Middle-aged GluK2^−/− mice have reduced basal and glucose-stimulated insulinemia as wells reduced fasting glucagonemia. (a) Insulin levels in vivo were lower in KO mice. Means ± SEM; N = 7. (b) Fasting glucagonemia is significantly reduced in middle-aged KO mice. Means ± SEM; N = 7. Mann–Whitney; * 2p < 0.05, ** 2p < 0.01.

Figure 3

Middle-aged GluK2^−/− mice have an increased electrical activity of the parasympathetic nerve in the fasted state. (a) Electrical signals of in vivo recordings during fasting state and after an intraperitoneal injection of glucose (2 mg/kg) in middle-aged GluK2^+/+ (WT) or GluK2^−/− (KO) mice. (b) Statistics.
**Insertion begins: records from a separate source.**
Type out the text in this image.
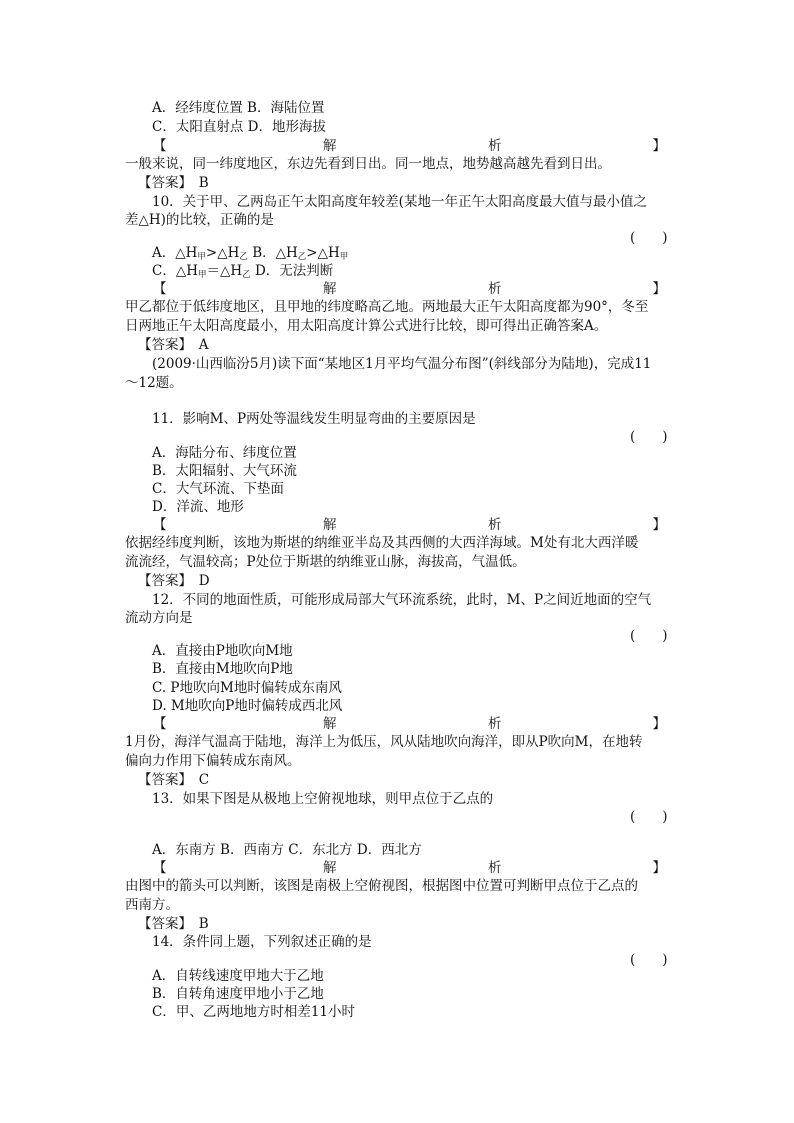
A．经纬度位置 B．海陆位置
C．太阳直射点 D．地形海拔
【	解	析	】
一般来说，同一纬度地区，东边先看到日出。同一地点，地势越高越先看到日出。
【答案】　B
10．关于甲、乙两岛正午太阳高度年较差(某地一年正午太阳高度最大值与最小值之
差△H)的比较，正确的是
(　　)
A．$\triangle H_甲>\triangle H_乙$ B．$\triangle H_乙>\triangle H_甲$
C．$\triangle H_甲=\triangle H_乙$ D．无法判断
【	解	析	】
甲乙都位于低纬度地区，且甲地的纬度略高乙地。两地最大正午太阳高度都为90°，冬至
日两地正午太阳高度最小，用太阳高度计算公式进行比较，即可得出正确答案A。
【答案】　A
(2009·山西临汾5月)读下面“某地区1月平均气温分布图”(斜线部分为陆地)，完成11
～12题。
11．影响M、P两处等温线发生明显弯曲的主要原因是
(　　)
A．海陆分布、纬度位置
B．太阳辐射、大气环流
C．大气环流、下垫面
D．洋流、地形
【	解	析	】
依据经纬度判断，该地为斯堪的纳维亚半岛及其西侧的大西洋海域。M处有北大西洋暖
流流经，气温较高；P处位于斯堪的纳维亚山脉，海拔高，气温低。
【答案】　D
12．不同的地面性质，可能形成局部大气环流系统，此时，M、P之间近地面的空气
流动方向是
(　　)
A．直接由P地吹向M地
B．直接由M地吹向P地
C. P地吹向M地时偏转成东南风
D. M地吹向P地时偏转成西北风
【	解	析	】
1月份，海洋气温高于陆地，海洋上为低压，风从陆地吹向海洋，即从P吹向M，在地转
偏向力作用下偏转成东南风。
【答案】　C
13．如果下图是从极地上空俯视地球，则甲点位于乙点的
(　　)
A．东南方 B．西南方 C．东北方 D．西北方
【	解	析	】
由图中的箭头可以判断，该图是南极上空俯视图，根据图中位置可判断甲点位于乙点的
西南方。
【答案】　B
14．条件同上题，下列叙述正确的是
(　　)
A．自转线速度甲地大于乙地
B．自转角速度甲地小于乙地
C．甲、乙两地地方时相差11小时
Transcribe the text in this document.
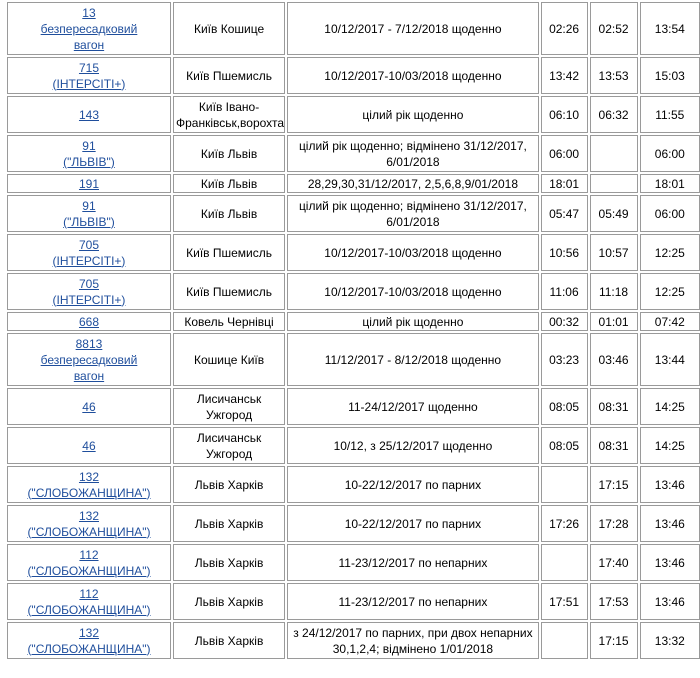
13
безпересадковий
вагон	Київ Кошице	10/12/2017 - 7/12/2018 щоденно	02:26	02:52	13:54

715
(ІНТЕРСІТІ+)	Київ Пшемисль	10/12/2017-10/03/2018 щоденно	13:42	13:53	15:03

143	Київ Івано-
Франківськ,ворохта	цілий рік щоденно	06:10	06:32	11:55

91
("ЛЬВІВ")	Київ Львів	цілий рік щоденно; відмінено 31/12/2017,
6/01/2018	06:00		06:00

191	Київ Львів	28,29,30,31/12/2017, 2,5,6,8,9/01/2018	18:01		18:01

91
("ЛЬВІВ")	Київ Львів	цілий рік щоденно; відмінено 31/12/2017,
6/01/2018	05:47	05:49	06:00

705
(ІНТЕРСІТІ+)	Київ Пшемисль	10/12/2017-10/03/2018 щоденно	10:56	10:57	12:25

705
(ІНТЕРСІТІ+)	Київ Пшемисль	10/12/2017-10/03/2018 щоденно	11:06	11:18	12:25

668	Ковель Чернівці	цілий рік щоденно	00:32	01:01	07:42

8813
безпересадковий
вагон	Кошице Київ	11/12/2017 - 8/12/2018 щоденно	03:23	03:46	13:44

46	Лисичанськ
Ужгород	11-24/12/2017 щоденно	08:05	08:31	14:25

46	Лисичанськ
Ужгород	10/12, з 25/12/2017 щоденно	08:05	08:31	14:25

132
("СЛОБОЖАНЩИНА")	Львів Харків	10-22/12/2017 по парних		17:15	13:46

132
("СЛОБОЖАНЩИНА")	Львів Харків	10-22/12/2017 по парних	17:26	17:28	13:46

112
("СЛОБОЖАНЩИНА")	Львів Харків	11-23/12/2017 по непарних		17:40	13:46

112
("СЛОБОЖАНЩИНА")	Львів Харків	11-23/12/2017 по непарних	17:51	17:53	13:46

132
("СЛОБОЖАНЩИНА")	Львів Харків	з 24/12/2017 по парних, при двох непарних
30,1,2,4; відмінено 1/01/2018		17:15	13:32
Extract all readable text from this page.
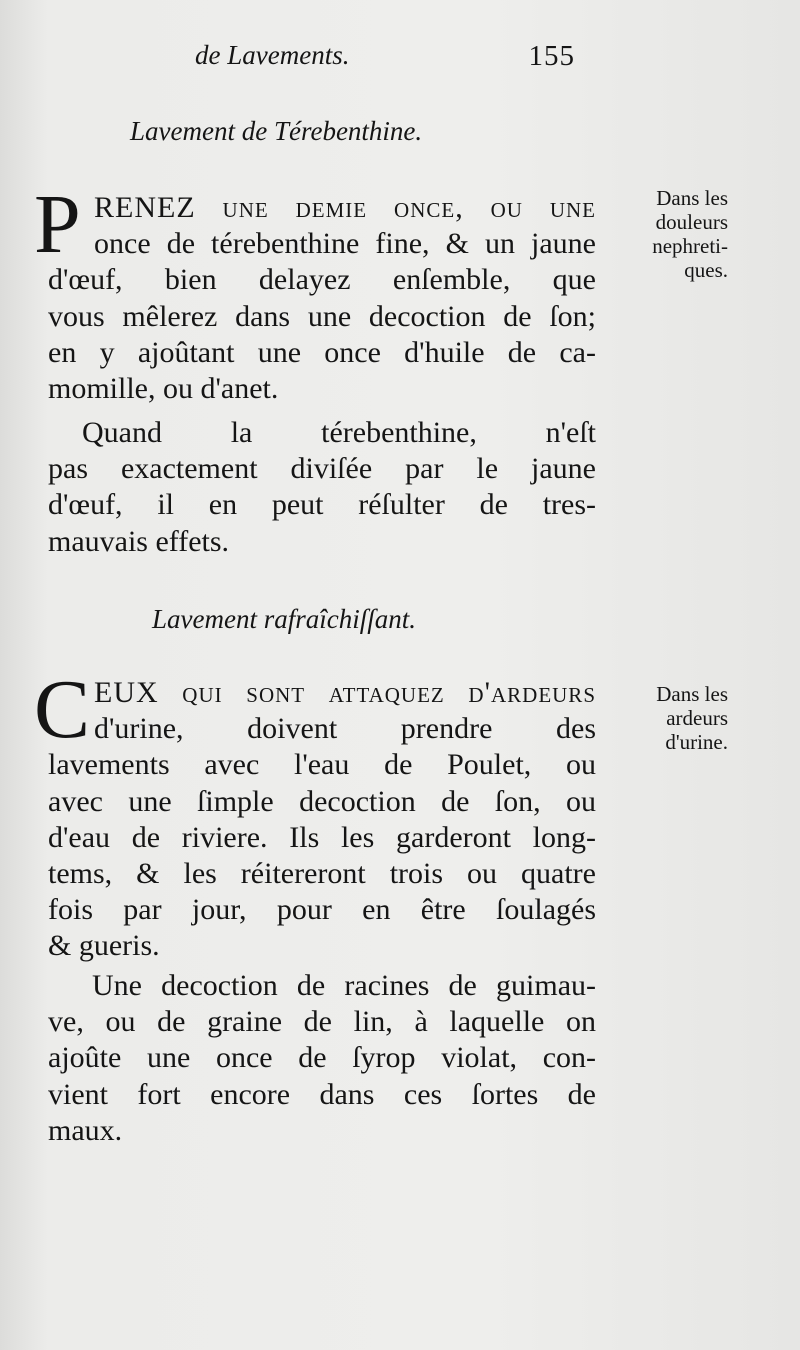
de Lavements.	155
Lavement de Térebenthine.
P RENEZ une demie once, ou une
once de térebenthine fine, & un jaune
d'œuf, bien delayez enſemble, que
vous mêlerez dans une decoction de ſon;
en y ajoûtant une once d'huile de ca-
momille, ou d'anet.
Dans les
douleurs
nephreti-
ques.
Quand la térebenthine, n'eſt
pas exactement diviſée par le jaune
d'œuf, il en peut réſulter de tres-
mauvais effets.
Lavement rafraîchiſſant.
C EUX qui ſont attaquez d'ardeurs
d'urine, doivent prendre des
lavements avec l'eau de Poulet, ou
avec une ſimple decoction de ſon, ou
d'eau de riviere. Ils les garderont long-
tems, & les réitereront trois ou quatre
fois par jour, pour en être ſoulagés
& gueris.
Dans les
ardeurs
d'urine.
Une decoction de racines de guimau-
ve, ou de graine de lin, à laquelle on
ajoûte une once de ſyrop violat, con-
vient fort encore dans ces ſortes de
maux.
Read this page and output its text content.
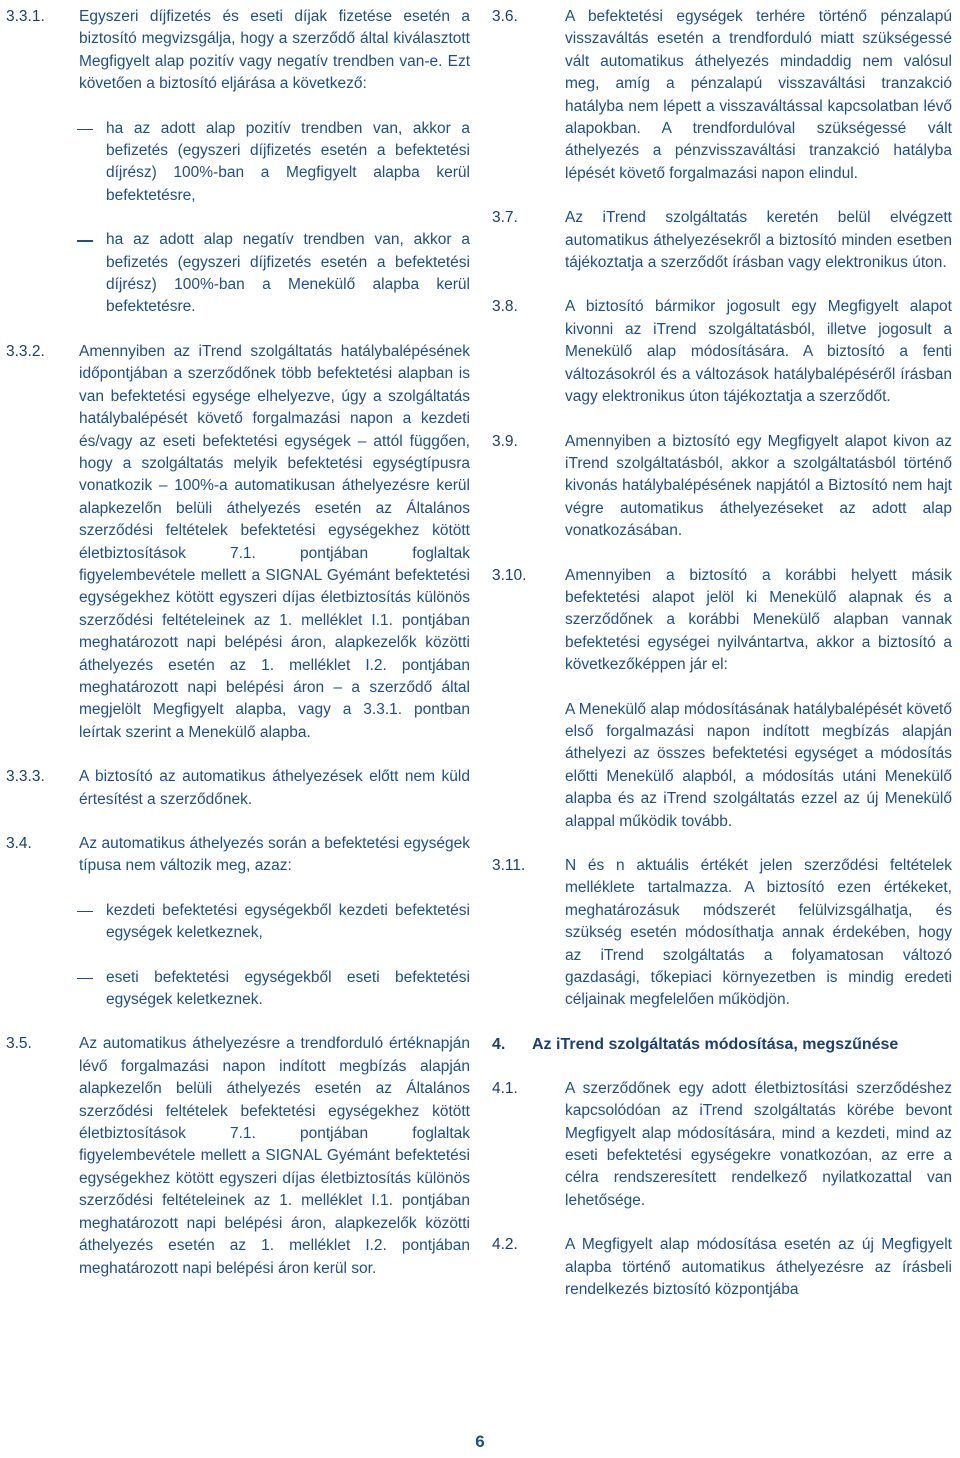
3.3.1. Egyszeri díjfizetés és eseti díjak fizetése esetén a biztosító megvizsgálja, hogy a szerződő által kiválasztott Megfigyelt alap pozitív vagy negatív trendben van-e. Ezt követően a biztosító eljárása a következő:

ha az adott alap pozitív trendben van, akkor a befizetés (egyszeri díjfizetés esetén a befektetési díjrész) 100%-ban a Megfigyelt alapba kerül befektetésre,
ha az adott alap negatív trendben van, akkor a befizetés (egyszeri díjfizetés esetén a befektetési díjrész) 100%-ban a Menekülő alapba kerül befektetésre.
3.3.2. Amennyiben az iTrend szolgáltatás hatálybalépésének időpontjában a szerződőnek több befektetési alapban is van befektetési egysége elhelyezve, úgy a szolgáltatás hatálybalépését követő forgalmazási napon a kezdeti és/vagy az eseti befektetési egységek – attól függően, hogy a szolgáltatás melyik befektetési egységtípusra vonatkozik – 100%-a automatikusan áthelyezésre kerül alapkezelőn belüli áthelyezés esetén az Általános szerződési feltételek befektetési egységekhez kötött életbiztosítások 7.1. pontjában foglaltak figyelembevétele mellett a SIGNAL Gyémánt befektetési egységekhez kötött egyszeri díjas életbiztosítás különös szerződési feltételeinek az 1. melléklet I.1. pontjában meghatározott napi belépési áron, alapkezelők közötti áthelyezés esetén az 1. melléklet I.2. pontjában meghatározott napi belépési áron – a szerződő által megjelölt Megfigyelt alapba, vagy a 3.3.1. pontban leírtak szerint a Menekülő alapba.

3.3.3. A biztosító az automatikus áthelyezések előtt nem küld értesítést a szerződőnek.

3.4.	Az automatikus áthelyezés során a befektetési egységek típusa nem változik meg, azaz:

kezdeti befektetési egységekből kezdeti befektetési egységek keletkeznek,
eseti befektetési egységekből eseti befektetési egységek keletkeznek.
3.5.	Az automatikus áthelyezésre a trendforduló értéknapján lévő forgalmazási napon indított megbízás alapján alapkezelőn belüli áthelyezés esetén az Általános szerződési feltételek befektetési egységekhez kötött életbiztosítások 7.1. pontjában foglaltak figyelembevétele mellett a SIGNAL Gyémánt befektetési egységekhez kötött egyszeri díjas életbiztosítás különös szerződési feltételeinek az 1. melléklet I.1. pontjában meghatározott napi belépési áron, alapkezelők közötti áthelyezés esetén az 1. melléklet I.2. pontjában meghatározott napi belépési áron kerül sor.

3.6.	A befektetési egységek terhére történő pénzalapú visszaváltás esetén a trendforduló miatt szükségessé vált automatikus áthelyezés mindaddig nem valósul meg, amíg a pénzalapú visszaváltási tranzakció hatályba nem lépett a visszaváltással kapcsolatban lévő alapokban. A trendfordulóval szükségessé vált áthelyezés a pénzvisszaváltási tranzakció hatályba lépését követő forgalmazási napon elindul.

3.7.	Az iTrend szolgáltatás keretén belül elvégzett automatikus áthelyezésekről a biztosító minden esetben tájékoztatja a szerződőt írásban vagy elektronikus úton.

3.8.	A biztosító bármikor jogosult egy Megfigyelt alapot kivonni az iTrend szolgáltatásból, illetve jogosult a Menekülő alap módosítására. A biztosító a fenti változásokról és a változások hatálybalépéséről írásban vagy elektronikus úton tájékoztatja a szerződőt.

3.9.	Amennyiben a biztosító egy Megfigyelt alapot kivon az iTrend szolgáltatásból, akkor a szolgáltatásból történő kivonás hatálybalépésének napjától a Biztosító nem hajt végre automatikus áthelyezéseket az adott alap vonatkozásában.

3.10. Amennyiben a biztosító a korábbi helyett másik befektetési alapot jelöl ki Menekülő alapnak és a szerződőnek a korábbi Menekülő alapban vannak befektetési egységei nyilvántartva, akkor a biztosító a következőképpen jár el:

A Menekülő alap módosításának hatálybalépését követő első forgalmazási napon indított megbízás alapján áthelyezi az összes befektetési egységet a módosítás előtti Menekülő alapból, a módosítás utáni Menekülő alapba és az iTrend szolgáltatás ezzel az új Menekülő alappal működik tovább.

3.11.	N és n aktuális értékét jelen szerződési feltételek melléklete tartalmazza. A biztosító ezen értékeket, meghatározásuk módszerét felülvizsgálhatja, és szükség esetén módosíthatja annak érdekében, hogy az iTrend szolgáltatás a folyamatosan változó gazdasági, tőkepiaci környezetben is mindig eredeti céljainak megfelelően működjön.

4. Az iTrend szolgáltatás módosítása, megszűnése
4.1.	A szerződőnek egy adott életbiztosítási szerződéshez kapcsolódóan az iTrend szolgáltatás körébe bevont Megfigyelt alap módosítására, mind a kezdeti, mind az eseti befektetési egységekre vonatkozóan, az erre a célra rendszeresített rendelkező nyilatkozattal van lehetősége.

4.2.	A Megfigyelt alap módosítása esetén az új Megfigyelt alapba történő automatikus áthelyezésre az írásbeli rendelkezés biztosító központjába

6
Means ± SEM; ANOVA and Tukey's post-hoc analysis; *2p < 0.05, ***p < 0.001; N = 3–5.

Figure 4

Increased glucose-induced islet β-cell activity in adult and middle aged GluK2^−/− mice. (a–c) Electrical activity of islets was recorded in vitro on microelectrode arrays at 3 and 8.2 mM glucose. (a, b) Given are means and SEM of average slow potential frequency per mice (GluK2^+/+, WT; GluK2^−/−, KO; N = 4 independent preparations of mouse islets for each condition in adult (a) or middle aged (b) mice). (c, d) Areas under the curve (AUC) for first phase (5–15 min) and second phase (25–50 min). Given are means ± SD, N = 4 independent islet preparations and assays representing analysis of 126–183 islets for each condition (WT and KO, adult (c) or middle aged (d) mice). Mann–Whitney test; ****, 2p < 0.0001. (e) Glucose perfusion pattern (as used in f and h); initial perfusion at 11 mM glucose was reduced to 2 mM and subsequently raised again to 11 mM. (f) Insulin release (as glucose induced insulin secretion in regard to the value at 3 mM glucose at 60 min) for middle aged GluK2^+/+ (WT) and GluK2^−/− (KO) mice. (g) Area under the curves for insulin (AUC, t = 82–110 min). Means ± SEM. (h) Glucagon release (as fold stimulation in regard to value at 11 mM glucose at 50 min) for middle-aged GluK2^+/+ (WT) and GluK2^−/− (KO) mice. (k) Area under the curves for glucagon (AUC, t = 55–80 min). (f–k) Means ± SEM; N = 3 independent islet preparations and assays; t-test; * 2p < 0.05; ** 2p < 0.01. Hormone contents did not differ significantly between islets from WT and KO animals (see Supplemental Fig. S3).